Fiber draw synthesis

• Main Authors: Orf, Nicholas D. (Contributor), Shapira, Ofer (Contributor), Sorin, Fabien (Contributor), Danto, Sylvain (Contributor), Fink, Yoel (Contributor), Baldo, Marc A (Author), Joannopoulos, John (Author)
• Other Authors: Massachusetts Institute of Technology. Institute for Soldier Nanotechnologies (Contributor), Massachusetts Institute of Technology. Department of Electrical Engineering and Computer Science (Contributor), Massachusetts Institute of Technology. Department of Materials Science and Engineering (Contributor), Massachusetts Institute of Technology. Department of Physics (Contributor), Massachusetts Institute of Technology. Research Laboratory of Electronics (Contributor), Baldo, Marc A. (Contributor), Joannopoulos, John D. (Contributor)
• Format: Article
• Language: English
• Published: National Academy of Sciences (U.S.), 2011-10-17T14:46:56Z.
• Subjects: Article
• Online Access: Get fulltext

 The synthesis of a high-melting temperature semiconductor in a low-temperature fiber drawing process is demonstrated, substantially expanding the set of materials that can be incorporated into fibers. Reagents in the solid state are arranged in proximate domains within a fiber preform.
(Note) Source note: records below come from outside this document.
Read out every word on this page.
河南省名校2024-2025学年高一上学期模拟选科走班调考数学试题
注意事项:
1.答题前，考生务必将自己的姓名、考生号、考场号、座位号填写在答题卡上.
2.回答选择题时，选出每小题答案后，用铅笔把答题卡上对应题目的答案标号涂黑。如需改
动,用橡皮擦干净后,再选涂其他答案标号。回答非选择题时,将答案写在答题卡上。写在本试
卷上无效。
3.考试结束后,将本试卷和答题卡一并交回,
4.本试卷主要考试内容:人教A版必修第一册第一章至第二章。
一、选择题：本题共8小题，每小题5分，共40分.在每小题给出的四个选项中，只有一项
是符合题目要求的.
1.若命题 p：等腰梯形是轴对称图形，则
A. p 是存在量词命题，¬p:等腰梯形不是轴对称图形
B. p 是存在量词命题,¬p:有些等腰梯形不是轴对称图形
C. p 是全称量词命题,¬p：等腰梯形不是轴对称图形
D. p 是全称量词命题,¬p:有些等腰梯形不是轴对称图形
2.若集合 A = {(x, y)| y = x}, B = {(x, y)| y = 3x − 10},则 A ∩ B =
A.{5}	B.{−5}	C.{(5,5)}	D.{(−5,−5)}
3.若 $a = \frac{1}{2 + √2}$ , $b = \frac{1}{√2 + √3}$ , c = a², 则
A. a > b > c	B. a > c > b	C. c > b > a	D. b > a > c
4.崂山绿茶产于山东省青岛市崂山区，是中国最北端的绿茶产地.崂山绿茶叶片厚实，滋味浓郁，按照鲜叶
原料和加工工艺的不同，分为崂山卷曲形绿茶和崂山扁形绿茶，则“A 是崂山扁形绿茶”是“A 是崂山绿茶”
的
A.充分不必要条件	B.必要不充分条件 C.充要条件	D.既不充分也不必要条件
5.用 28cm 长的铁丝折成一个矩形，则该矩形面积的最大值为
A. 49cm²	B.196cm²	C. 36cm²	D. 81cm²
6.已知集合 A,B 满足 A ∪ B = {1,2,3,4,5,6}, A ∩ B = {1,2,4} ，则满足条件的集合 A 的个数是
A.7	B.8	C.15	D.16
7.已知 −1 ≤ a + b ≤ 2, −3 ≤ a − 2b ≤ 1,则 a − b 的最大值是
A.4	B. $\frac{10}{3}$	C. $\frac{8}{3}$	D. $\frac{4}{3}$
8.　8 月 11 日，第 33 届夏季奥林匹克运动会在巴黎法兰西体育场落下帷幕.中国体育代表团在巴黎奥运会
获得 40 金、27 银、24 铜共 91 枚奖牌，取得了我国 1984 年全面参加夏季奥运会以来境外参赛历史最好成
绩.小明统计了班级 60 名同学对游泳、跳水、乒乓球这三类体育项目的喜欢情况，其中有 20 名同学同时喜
The preform is fluidized at elevated temperatures and drawn into fiber, reducing the lateral dimensions and bringing the domains into intimate contact to enable chemical reaction. A polymer preform containing a thin layer of selenium contacted by tin-zinc wires is drawn to yield electrically contacted crystalline ZnSe domains of sub-100-nm scales. The in situ synthesized compound semiconductor becomes the basis for an electronic heterostructure diode of arbitrary length in the fiber. The ability to synthesize materials within fibers while precisely controlling their geometry and electrical connectivity at submicron scales presents new opportunities for increasing the complexity and functionality of fiber structures.